I would have sat in my own back garden but not my neighbours when dc were such a young age.

Ishihtzuknot · 20/08/2020 00:39

I think it’s a lovely idea and as a single mum myself I’d appreciate the change of scenery. Definitely speak to her about it first as she may not be comfortable with it and may feel under pressure if it’s a last minute surprise. Could you suggest an afternoon (so her children can come) as an alternative if she does decline?

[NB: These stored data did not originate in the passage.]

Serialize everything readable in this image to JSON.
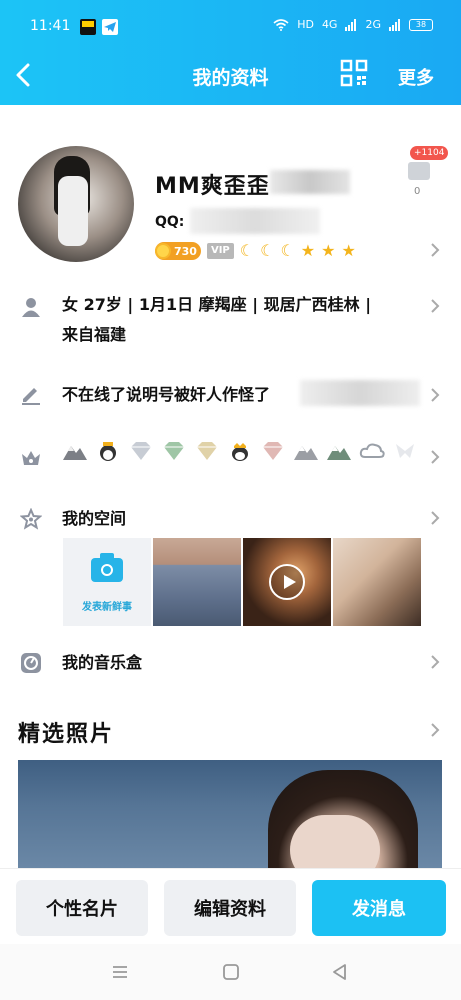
{
  "status_bar": {
    "time": "11:41",
    "network": "HD",
    "signal1": "4G",
    "signal2": "2G",
    "battery": "38"
  },
  "nav": {
    "title": "我的资料",
    "more": "更多"
  },
  "profile": {
    "nickname": "MM爽歪歪",
    "qq_label": "QQ:",
    "coin_value": "730",
    "vip_label": "VIP",
    "likes_badge": "+1104",
    "likes_count": "0"
  },
  "info": {
    "line1": "女  27岁 | 1月1日  摩羯座 | 现居广西桂林 |",
    "line2": "来自福建",
    "signature": "不在线了说明号被奸人作怪了"
  },
  "space": {
    "title": "我的空间",
    "post_label": "发表新鲜事"
  },
  "music": {
    "title": "我的音乐盒"
  },
  "photos": {
    "title": "精选照片"
  },
  "buttons": {
    "card": "个性名片",
    "edit": "编辑资料",
    "message": "发消息"
  },
  "colors": {
    "header_start": "#1cc4f6",
    "header_end": "#1aa9f3",
    "accent": "#1cc1f3"
  }
}
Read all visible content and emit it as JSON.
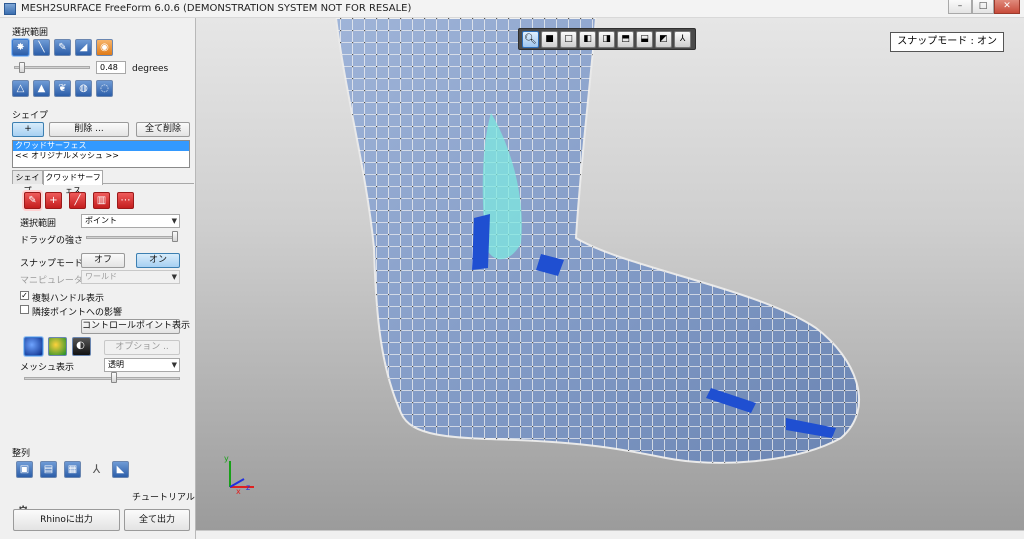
{
  "window": {
    "title": "MESH2SURFACE FreeForm 6.0.6 (DEMONSTRATION SYSTEM NOT FOR RESALE)",
    "controls": {
      "minimize": "–",
      "maximize": "□",
      "close": "✕"
    }
  },
  "panel": {
    "selection_range_label": "選択範囲",
    "selection_tools": [
      {
        "icon": "select-point-icon",
        "selected": true
      },
      {
        "icon": "select-edge-icon",
        "selected": false
      },
      {
        "icon": "select-brush-icon",
        "selected": false
      },
      {
        "icon": "select-region-icon",
        "selected": false
      },
      {
        "icon": "select-lasso-icon",
        "selected": false
      }
    ],
    "angle_value": "0.48",
    "angle_unit": "degrees",
    "angle_slider_position": 0.06,
    "mesh_tools": [
      {
        "icon": "triangle-outline-icon"
      },
      {
        "icon": "triangle-filled-icon"
      },
      {
        "icon": "bird-icon"
      },
      {
        "icon": "bulb-icon"
      },
      {
        "icon": "bulb-bright-icon"
      }
    ],
    "shape_section_label": "シェイプ",
    "add_label": "+",
    "delete_label": "削除 ...",
    "delete_all_label": "全て削除",
    "shapes_list": [
      {
        "label": "クワッドサーフェス",
        "selected": true
      },
      {
        "label": "<< オリジナルメッシュ >>",
        "selected": false
      }
    ],
    "tabs": [
      {
        "label": "シェイプ",
        "active": false
      },
      {
        "label": "クワッドサーフェス",
        "active": true
      }
    ],
    "quad_tools": [
      {
        "icon": "quad-brush-icon",
        "selected": true
      },
      {
        "icon": "quad-add-icon",
        "selected": false
      },
      {
        "icon": "quad-line-icon",
        "selected": false
      },
      {
        "icon": "quad-split-icon",
        "selected": false
      },
      {
        "icon": "quad-dots-icon",
        "selected": false
      }
    ],
    "selection_range": {
      "label": "選択範囲",
      "value": "ポイント"
    },
    "drag_strength": {
      "label": "ドラッグの強さ",
      "slider_position": 0.97
    },
    "snap_mode": {
      "label": "スナップモード",
      "off_label": "オフ",
      "on_label": "オン",
      "state": "on"
    },
    "manipulator": {
      "label": "マニピュレータ",
      "value": "ワールド"
    },
    "duplicate_handles": {
      "label": "複製ハンドル表示",
      "checked": true
    },
    "adjacent_points": {
      "label": "隣接ポイントへの影響",
      "checked": false
    },
    "control_points_button": "コントロールポイント表示",
    "display_modes": [
      {
        "icon": "shaded-sphere-icon",
        "selected": true
      },
      {
        "icon": "color-sphere-icon",
        "selected": false
      },
      {
        "icon": "wire-sphere-icon",
        "selected": false
      }
    ],
    "options_label": "オプション ..",
    "mesh_display": {
      "label": "メッシュ表示",
      "value": "透明",
      "slider_position": 0.58
    },
    "align_label": "整列",
    "align_tools": [
      {
        "icon": "align-front-icon"
      },
      {
        "icon": "align-side-icon"
      },
      {
        "icon": "align-top-icon"
      },
      {
        "icon": "align-axis-icon"
      },
      {
        "icon": "align-corner-icon"
      }
    ],
    "tutorial_label": "チュートリアル",
    "export_rhino_label": "Rhinoに出力",
    "export_all_label": "全て出力"
  },
  "viewport": {
    "snap_badge": "スナップモード : オン",
    "toolbar": [
      {
        "icon": "zoom-icon",
        "selected": true
      },
      {
        "icon": "view-front-icon"
      },
      {
        "icon": "view-back-icon"
      },
      {
        "icon": "view-left-icon"
      },
      {
        "icon": "view-right-icon"
      },
      {
        "icon": "view-top-icon"
      },
      {
        "icon": "view-bottom-icon"
      },
      {
        "icon": "view-iso-icon"
      },
      {
        "icon": "view-axes-icon"
      }
    ],
    "axes": {
      "y": "y",
      "x": "x",
      "z": "z"
    },
    "colors": {
      "mesh": "#8ea6cc",
      "grid": "#f5f5f5",
      "highlight": "#7de8e0",
      "selected": "#1f4fd1",
      "axis_x": "#e02020",
      "axis_y": "#18a018",
      "axis_z": "#2030e0"
    }
  }
}
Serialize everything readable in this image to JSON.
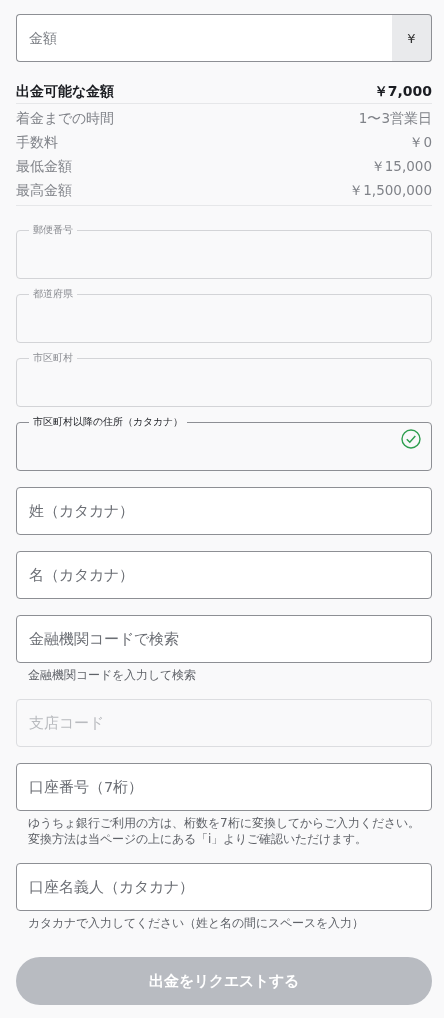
{
  "amount_field": {
    "placeholder": "金額",
    "currency": "¥"
  },
  "summary": {
    "available": {
      "label": "出金可能な金額",
      "value": "￥7,000"
    },
    "rows": [
      {
        "label": "着金までの時間",
        "value": "1〜3営業日"
      },
      {
        "label": "手数料",
        "value": "￥0"
      },
      {
        "label": "最低金額",
        "value": "￥15,000"
      },
      {
        "label": "最高金額",
        "value": "￥1,500,000"
      }
    ]
  },
  "fields": [
    {
      "kind": "outlined",
      "label": "郵便番号",
      "disabled": true
    },
    {
      "kind": "outlined",
      "label": "都道府県",
      "disabled": true
    },
    {
      "kind": "outlined",
      "label": "市区町村",
      "disabled": true
    },
    {
      "kind": "outlined",
      "label": "市区町村以降の住所（カタカナ）",
      "disabled": false,
      "valid": true
    },
    {
      "kind": "plain",
      "placeholder": "姓（カタカナ）",
      "disabled": false
    },
    {
      "kind": "plain",
      "placeholder": "名（カタカナ）",
      "disabled": false
    },
    {
      "kind": "plain",
      "placeholder": "金融機関コードで検索",
      "disabled": false,
      "helper": "金融機関コードを入力して検索"
    },
    {
      "kind": "plain",
      "placeholder": "支店コード",
      "disabled": true
    },
    {
      "kind": "plain",
      "placeholder": "口座番号（7桁）",
      "disabled": false,
      "helper": "ゆうちょ銀行ご利用の方は、桁数を7桁に変換してからご入力ください。変換方法は当ページの上にある「i」よりご確認いただけます。"
    },
    {
      "kind": "plain",
      "placeholder": "口座名義人（カタカナ）",
      "disabled": false,
      "helper": "カタカナで入力してください（姓と名の間にスペースを入力）"
    }
  ],
  "submit": {
    "label": "出金をリクエストする",
    "disabled": true
  }
}
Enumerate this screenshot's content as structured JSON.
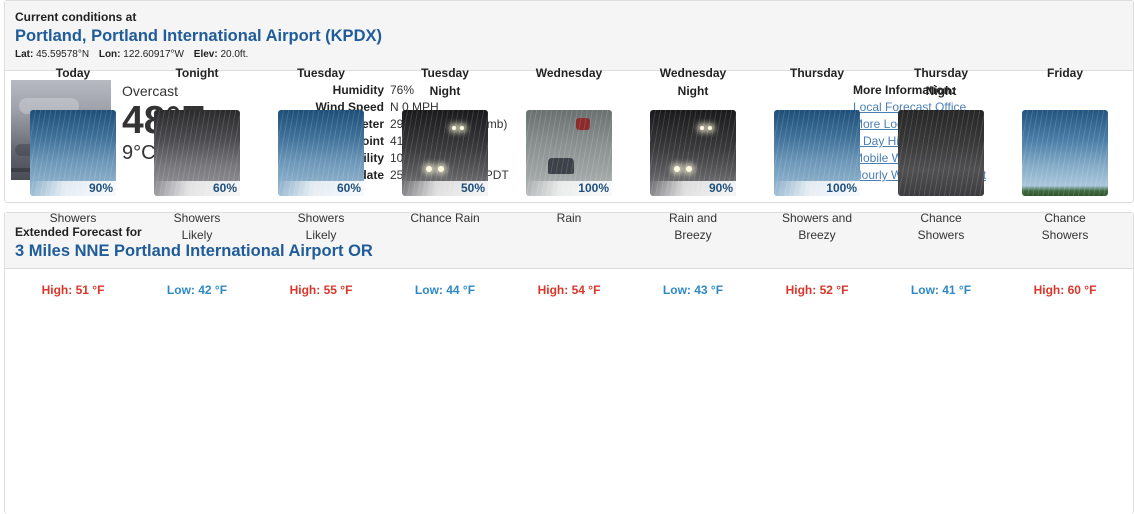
{
  "current": {
    "header_small": "Current conditions at",
    "station": "Portland, Portland International Airport (KPDX)",
    "lat_label": "Lat:",
    "lat": "45.59578°N",
    "lon_label": "Lon:",
    "lon": "122.60917°W",
    "elev_label": "Elev:",
    "elev": "20.0ft.",
    "condition": "Overcast",
    "temp_f": "48°F",
    "temp_c": "9°C",
    "details": [
      {
        "label": "Humidity",
        "value": "76%"
      },
      {
        "label": "Wind Speed",
        "value": "N 0 MPH"
      },
      {
        "label": "Barometer",
        "value": "29.93 in (1013.55 mb)"
      },
      {
        "label": "Dewpoint",
        "value": "41°F (5°C)"
      },
      {
        "label": "Visibility",
        "value": "10.00 mi"
      },
      {
        "label": "Last update",
        "value": "25 Mar 06:53 AM PDT"
      }
    ],
    "more_title": "More Information:",
    "links": [
      "Local Forecast Office",
      "More Local Wx",
      "3 Day History",
      "Mobile Weather",
      "Hourly Weather Forecast"
    ]
  },
  "extended": {
    "header_small": "Extended Forecast for",
    "location": "3 Miles NNE Portland International Airport OR",
    "periods": [
      {
        "name1": "Today",
        "name2": "",
        "icon": "day-showers-icon",
        "pct": "90%",
        "short1": "Showers",
        "short2": "",
        "temp": "High: 51 °F",
        "kind": "high"
      },
      {
        "name1": "Tonight",
        "name2": "",
        "icon": "night-showers-icon",
        "pct": "60%",
        "short1": "Showers",
        "short2": "Likely",
        "temp": "Low: 42 °F",
        "kind": "low"
      },
      {
        "name1": "Tuesday",
        "name2": "",
        "icon": "day-showers-icon",
        "pct": "60%",
        "short1": "Showers",
        "short2": "Likely",
        "temp": "High: 55 °F",
        "kind": "high"
      },
      {
        "name1": "Tuesday",
        "name2": "Night",
        "icon": "night-rain-icon",
        "pct": "50%",
        "short1": "Chance Rain",
        "short2": "",
        "temp": "Low: 44 °F",
        "kind": "low"
      },
      {
        "name1": "Wednesday",
        "name2": "",
        "icon": "day-rain-icon",
        "pct": "100%",
        "short1": "Rain",
        "short2": "",
        "temp": "High: 54 °F",
        "kind": "high"
      },
      {
        "name1": "Wednesday",
        "name2": "Night",
        "icon": "night-rain-wind-icon",
        "pct": "90%",
        "short1": "Rain and",
        "short2": "Breezy",
        "temp": "Low: 43 °F",
        "kind": "low"
      },
      {
        "name1": "Thursday",
        "name2": "",
        "icon": "day-showers-wind-icon",
        "pct": "100%",
        "short1": "Showers and",
        "short2": "Breezy",
        "temp": "High: 52 °F",
        "kind": "high"
      },
      {
        "name1": "Thursday",
        "name2": "Night",
        "icon": "night-chance-showers-icon",
        "pct": "",
        "short1": "Chance",
        "short2": "Showers",
        "temp": "Low: 41 °F",
        "kind": "low"
      },
      {
        "name1": "Friday",
        "name2": "",
        "icon": "day-chance-showers-icon",
        "pct": "",
        "short1": "Chance",
        "short2": "Showers",
        "temp": "High: 60 °F",
        "kind": "high"
      }
    ]
  },
  "colors": {
    "heading_blue": "#1f5c99",
    "link_blue": "#4a7fb5",
    "high_red": "#d9372b",
    "low_blue": "#2f89c5"
  }
}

LupinsNotLilys · 20/08/2020 00:46

I would, yes

monitors if possible. Front of house securely locked and house with the dc in quickly accessible from your garden.... I'd do it, yes

BefuddledAsAFish · 20/08/2020 07:53

I would ask her first before inviting. There are apps you can use to set up two phones or iPad as a monitor and parent station over WiFi if she doesn't have a monitor.

compulsiveliar2019 · 20/08/2020 13:09

Thanks everyone. I will ask her what she thinks when she gets back.
But general consensus is that it's not a big no no!
Hopefully we will be able to make something work!

OP posts:
EveryFlightBeginsWithAFall · 20/08/2020 13:13

I would, me and a neighbour used to do this where I used to live when the children were small

sashh · 20/08/2020 13:20

Could you do it in the day with the children?

OIr do you have space you could put them to sleep in your house, obviously only if you can carry them back still asleep.

Or have the pizza then take a bottle of wine into her house / garden?

I think it also depends on whether the children are at the back of the house

ScrapThatThen · 20/08/2020 13:22

Sounds lovely

compulsiveliar2019 · 20/08/2020 13:43

Definitely don't want to do it with the kids around. Don't get me wrong they are lovely girls and and I do spend quite a lot of time with them. But they are both quite full on and dominate the conversation and attention. Which I guess is totally normal for young children who are going through a pandemic!
Also out mutual friend is going through a rough time and there are some conversations that you simply can't have with children around. I just think it would be nice to have some adult time.